GUI programming Nostalgia
Back in the day (read: 1991ish) I thought that programming GUIs must have at least as sophisticated an interface as the GUIs themselves. Shortly thereafter I got to spend a day with a color Next Slab. That short exposure to the Next Interface Builder seemed to prove that supposition.
Sure, it was only a couple of hours, and really, I wasn't in the drivers side of the demonstration, but watching a word processor being built in an hour or two with lots of visual drag and drop was amazing. And this wasn't just a Form editor, but you actually visually connected visual components to code components. Cool stuff. Unfortunately, NeXT didn't make it (ok, a good bit of NeXT tech is in Mac OS X). Nonetheless, an expectation was set.
So I tried my hand at MPW (Macintosh Programmers Workshop) under Mac OS 7.1. Ugh. Not what i'd call elegant. And visual? No chance. I tried ThinkC.. A little easier to understand, but still all sorts of calls to toolkits originally written in Pascal, and nothing visual about that development.

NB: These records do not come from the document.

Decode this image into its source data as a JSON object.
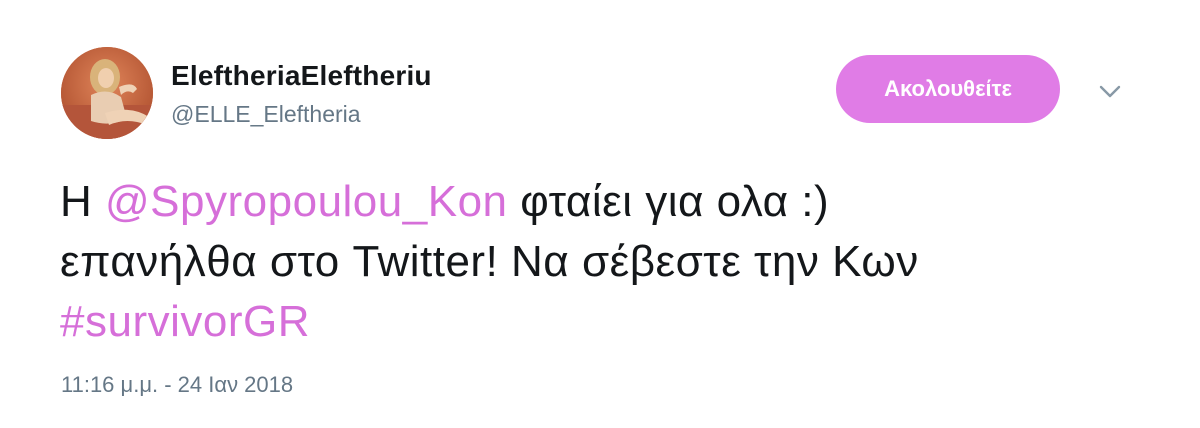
{
  "user": {
    "display_name": "EleftheriaEleftheriu",
    "handle": "@ELLE_Eleftheria",
    "avatar_icon": "profile-photo"
  },
  "actions": {
    "follow_label": "Ακολουθείτε",
    "menu_icon": "chevron-down-icon"
  },
  "tweet": {
    "line1_prefix": "Η",
    "mention": "@Spyropoulou_Kon",
    "line1_suffix": "φταίει για ολα :)",
    "line2": "επανήλθα στο Twitter! Να σέβεστε την Κων",
    "hashtag": "#survivorGR"
  },
  "meta": {
    "timestamp": "11:16 μ.μ. - 24 Ιαν 2018"
  },
  "colors": {
    "accent": "#d66fd9",
    "follow_button": "#e07ce6",
    "secondary_text": "#657786"
  }
}
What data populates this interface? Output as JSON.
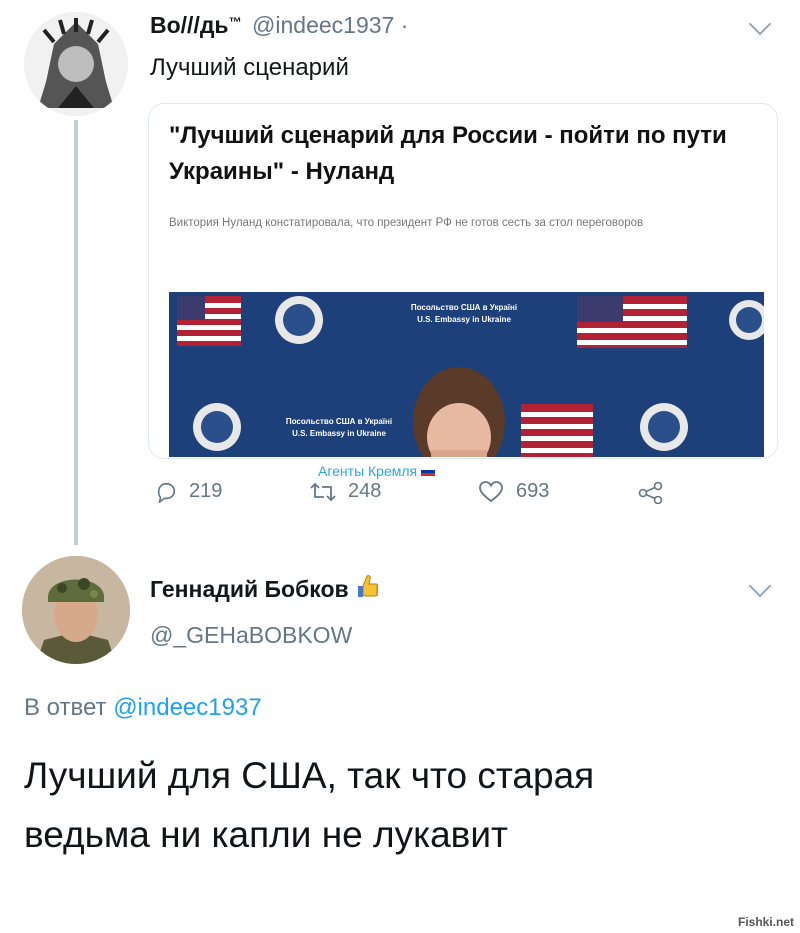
{
  "tweet1": {
    "name": "Bo///дь",
    "tm": "™",
    "handle": "@indeec1937 ·",
    "text": "Лучший сценарий",
    "card": {
      "title": "\"Лучший сценарий для России - пойти по пути Украины\" - Нуланд",
      "description": "Виктория Нуланд констатировала, что президент РФ не готов сесть за стол переговоров",
      "banner_text_1": "Посольство США в Україні",
      "banner_text_2": "U.S. Embassy in Ukraine"
    },
    "watermark": "Агенты Кремля",
    "actions": {
      "replies": "219",
      "retweets": "248",
      "likes": "693"
    }
  },
  "tweet2": {
    "name": "Геннадий Бобков",
    "handle": "@_GEHaBOBKOW",
    "reply_prefix": "В ответ",
    "reply_to": "@indeec1937",
    "text": "Лучший для США, так что старая ведьма ни капли не лукавит"
  },
  "site_watermark": "Fishki.net",
  "colors": {
    "link": "#1da1f2",
    "muted": "#657786",
    "thread_line": "#c4cfd6",
    "flag_blue": "#1d3f7a"
  }
}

Then came the new kid in Mac Development, Metrowerks. In its Codewarrior development suite there was a tool called Powerplant. It helped build the interface and create code stubs to fill in. It was ok at the time, and in many ways, it's what's now standard in most form builders. But still, it seemed like a lot of typing to do something inherently visual
Still pining for NeXT, i became a BeBox developer as soon as it became available for sale. I was full of that kool-aid drinking enthusiasm that comes naturally to any Mac Geek. Everything about BeBox screamed "technically superior". The community was full of people whose hopes and dreams were used to being crushed: Mac Developers, NeXT developers, Amiga programmers. I even saw a guy with a Taligent Pink T-shirt at the developer conference.
The one thing that didn't enter my mind when thinking BeBox was "immature technology". And it was. Very cool, with much potential, but the OS was still being written as people started doing development of application. Lots of things changed rather radically under the hood. The edition of Codewarrior that came with it didn't even have Powerplant. There were stories about and Interface Builder coming, but when it came it wasn't revolutionary in any sense of the word.

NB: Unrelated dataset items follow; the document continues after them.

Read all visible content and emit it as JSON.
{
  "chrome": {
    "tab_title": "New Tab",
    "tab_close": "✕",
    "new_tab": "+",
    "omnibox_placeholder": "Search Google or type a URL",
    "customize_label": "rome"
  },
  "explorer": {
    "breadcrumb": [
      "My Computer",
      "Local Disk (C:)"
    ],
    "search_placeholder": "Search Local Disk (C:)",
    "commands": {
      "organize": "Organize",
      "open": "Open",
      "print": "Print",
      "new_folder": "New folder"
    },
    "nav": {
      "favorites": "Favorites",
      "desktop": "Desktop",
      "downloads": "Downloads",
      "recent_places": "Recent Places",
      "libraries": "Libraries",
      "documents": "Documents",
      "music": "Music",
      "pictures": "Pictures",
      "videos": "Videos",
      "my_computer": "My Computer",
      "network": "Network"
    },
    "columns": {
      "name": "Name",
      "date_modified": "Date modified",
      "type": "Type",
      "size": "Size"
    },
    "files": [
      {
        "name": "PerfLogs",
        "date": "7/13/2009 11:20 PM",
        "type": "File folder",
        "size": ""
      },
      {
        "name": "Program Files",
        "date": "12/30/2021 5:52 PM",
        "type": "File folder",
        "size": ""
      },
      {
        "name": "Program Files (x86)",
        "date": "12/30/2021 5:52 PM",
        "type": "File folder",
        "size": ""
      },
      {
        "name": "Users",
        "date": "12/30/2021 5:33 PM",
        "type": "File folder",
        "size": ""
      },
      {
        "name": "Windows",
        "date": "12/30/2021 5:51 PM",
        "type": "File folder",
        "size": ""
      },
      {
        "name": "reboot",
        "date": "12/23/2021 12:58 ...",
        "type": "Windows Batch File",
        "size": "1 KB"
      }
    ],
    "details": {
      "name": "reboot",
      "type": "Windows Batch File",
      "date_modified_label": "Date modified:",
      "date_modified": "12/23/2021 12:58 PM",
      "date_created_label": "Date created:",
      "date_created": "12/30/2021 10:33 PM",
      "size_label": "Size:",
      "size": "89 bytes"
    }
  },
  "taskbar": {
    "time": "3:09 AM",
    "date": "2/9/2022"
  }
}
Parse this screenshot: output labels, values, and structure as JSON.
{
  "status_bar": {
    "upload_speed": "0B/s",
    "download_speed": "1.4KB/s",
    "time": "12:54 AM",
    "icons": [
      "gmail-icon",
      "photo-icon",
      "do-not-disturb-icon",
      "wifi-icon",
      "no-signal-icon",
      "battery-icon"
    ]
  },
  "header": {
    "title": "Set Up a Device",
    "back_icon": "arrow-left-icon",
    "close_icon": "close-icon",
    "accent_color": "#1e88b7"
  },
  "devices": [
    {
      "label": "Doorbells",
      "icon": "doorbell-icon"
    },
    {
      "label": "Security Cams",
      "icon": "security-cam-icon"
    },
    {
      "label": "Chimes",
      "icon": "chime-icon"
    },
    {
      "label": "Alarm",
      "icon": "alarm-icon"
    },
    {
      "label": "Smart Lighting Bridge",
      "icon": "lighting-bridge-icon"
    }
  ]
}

Long story short: Development under BeOS was no more advanced than any other OS and I moved on from the platform after realizing that it wasn't going to make it, especially when Apple didn't buy BeOS and bought NeXT instead.
Last couple of years I've spent most of my time working on the server side, saying "Bah!" to non-browser GUIs.

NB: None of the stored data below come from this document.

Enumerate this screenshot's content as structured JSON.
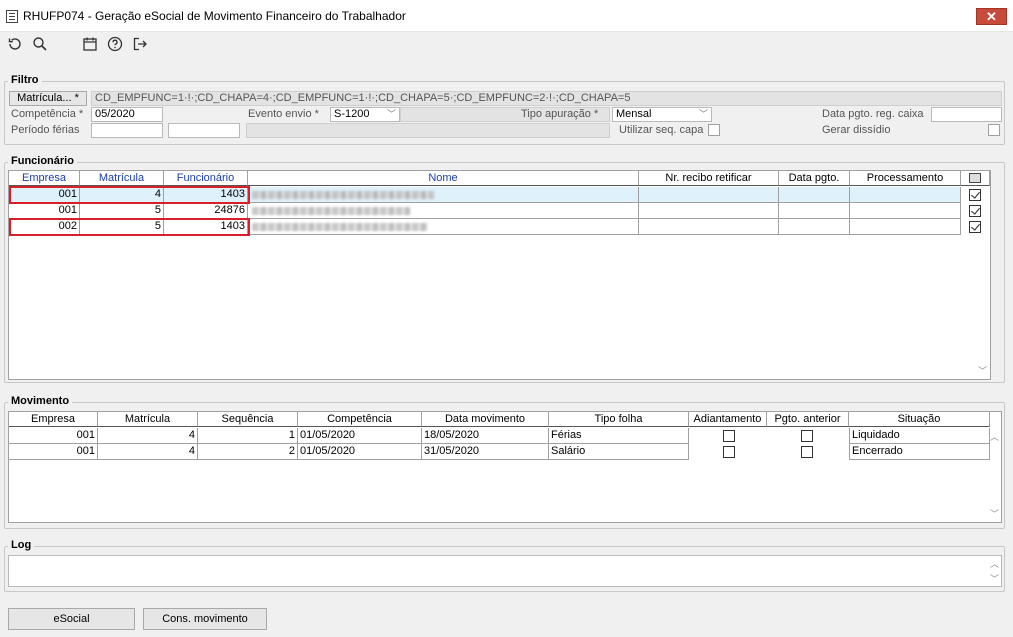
{
  "window": {
    "title": "RHUFP074 - Geração eSocial de Movimento Financeiro do Trabalhador",
    "close_glyph": "✕"
  },
  "toolbar": {
    "icons": [
      "refresh-icon",
      "search-icon",
      "calendar-icon",
      "help-icon",
      "exit-icon"
    ]
  },
  "filtro": {
    "label": "Filtro",
    "matricula_button": "Matrícula... *",
    "matricula_value": "CD_EMPFUNC=1·!·;CD_CHAPA=4·;CD_EMPFUNC=1·!·;CD_CHAPA=5·;CD_EMPFUNC=2·!·;CD_CHAPA=5",
    "competencia_label": "Competência *",
    "competencia_value": "05/2020",
    "evento_label": "Evento envio *",
    "evento_value": "S-1200",
    "tipo_apuracao_label": "Tipo apuração *",
    "tipo_apuracao_value": "Mensal",
    "data_pgto_label": "Data pgto. reg. caixa",
    "periodo_ferias_label": "Período férias",
    "utilizar_seq_label": "Utilizar seq. capa",
    "gerar_dissidio_label": "Gerar dissídio"
  },
  "funcionario": {
    "label": "Funcionário",
    "columns": [
      "Empresa",
      "Matrícula",
      "Funcionário",
      "Nome",
      "Nr. recibo retificar",
      "Data pgto.",
      "Processamento"
    ],
    "rows": [
      {
        "empresa": "001",
        "matricula": "4",
        "funcionario": "1403",
        "checked": true
      },
      {
        "empresa": "001",
        "matricula": "5",
        "funcionario": "24876",
        "checked": true
      },
      {
        "empresa": "002",
        "matricula": "5",
        "funcionario": "1403",
        "checked": true
      }
    ]
  },
  "movimento": {
    "label": "Movimento",
    "columns": [
      "Empresa",
      "Matrícula",
      "Sequência",
      "Competência",
      "Data movimento",
      "Tipo folha",
      "Adiantamento",
      "Pgto. anterior",
      "Situação"
    ],
    "rows": [
      {
        "empresa": "001",
        "matricula": "4",
        "sequencia": "1",
        "competencia": "01/05/2020",
        "data_movimento": "18/05/2020",
        "tipo_folha": "Férias",
        "situacao": "Liquidado"
      },
      {
        "empresa": "001",
        "matricula": "4",
        "sequencia": "2",
        "competencia": "01/05/2020",
        "data_movimento": "31/05/2020",
        "tipo_folha": "Salário",
        "situacao": "Encerrado"
      }
    ]
  },
  "log": {
    "label": "Log"
  },
  "footer": {
    "esocial_button": "eSocial",
    "cons_movimento_button": "Cons. movimento"
  },
  "colors": {
    "highlight_box": "#d9202a",
    "selected_row": "#dff1fb",
    "header_blue": "#1c3faa"
  }
}
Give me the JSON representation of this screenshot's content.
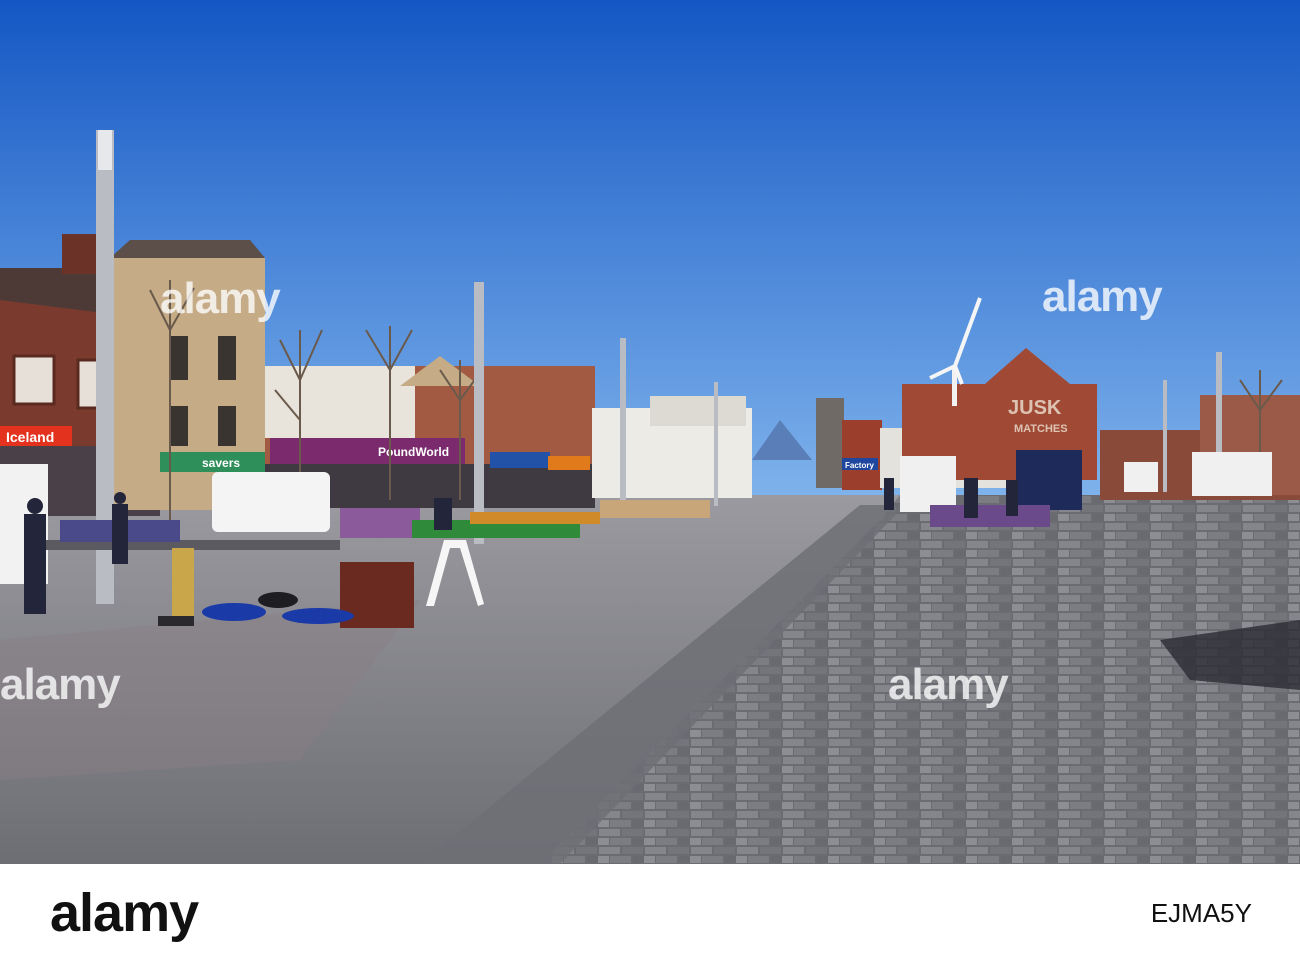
{
  "scene": {
    "signs": {
      "iceland": "Iceland",
      "savers": "savers",
      "poundworld": "PoundWorld",
      "factory": "Factory",
      "jusk": "JUSK",
      "matches": "MATCHES"
    }
  },
  "watermarks": [
    "alamy",
    "alamy",
    "alamy",
    "alamy"
  ],
  "footer": {
    "logo": "alamy",
    "image_id": "EJMA5Y"
  },
  "colors": {
    "sky_top": "#1a63c9",
    "sky_bottom": "#6aa8e8",
    "pavement": "#8a8a8e",
    "pavement_dark": "#5f6066"
  }
}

Now I'm back in GUI land, this time with C# under Visual Studio .NET and, all things considered, it is probably one of the best out there. Even if it is only incrementally more advanced than other suites for GUI development I've worked with. It's fun (even lacking Emacs mode) and quite productive.
But I still think that the potential of Visual Programming has not even had it's surface scratched. Ho hum.
EnvDTE
I figured I might as well blog this, since otherwise, i'll just loose the information I've come across. Simply this exists to write down useful or cool things I come across coding.
The impetus right now is on documenting my forays into EnvDTE in Visual Studio .NET 2003. EnvDTE is the namespace containing all the IDE automation classes, which I must say so far proves to be the worst documented portion of anything .NET related. I mean the MSDN docs are not even in the same format as the rest of the MSDN docs, the only examples in those docs are sparse at best and in VB.. Did I mention, I'm tackling this from the C# end.
Well, I made some headway so far and it's amazingly powerful stuff in there, but it's certainly a form of black magic. Nobody said it'd be easy.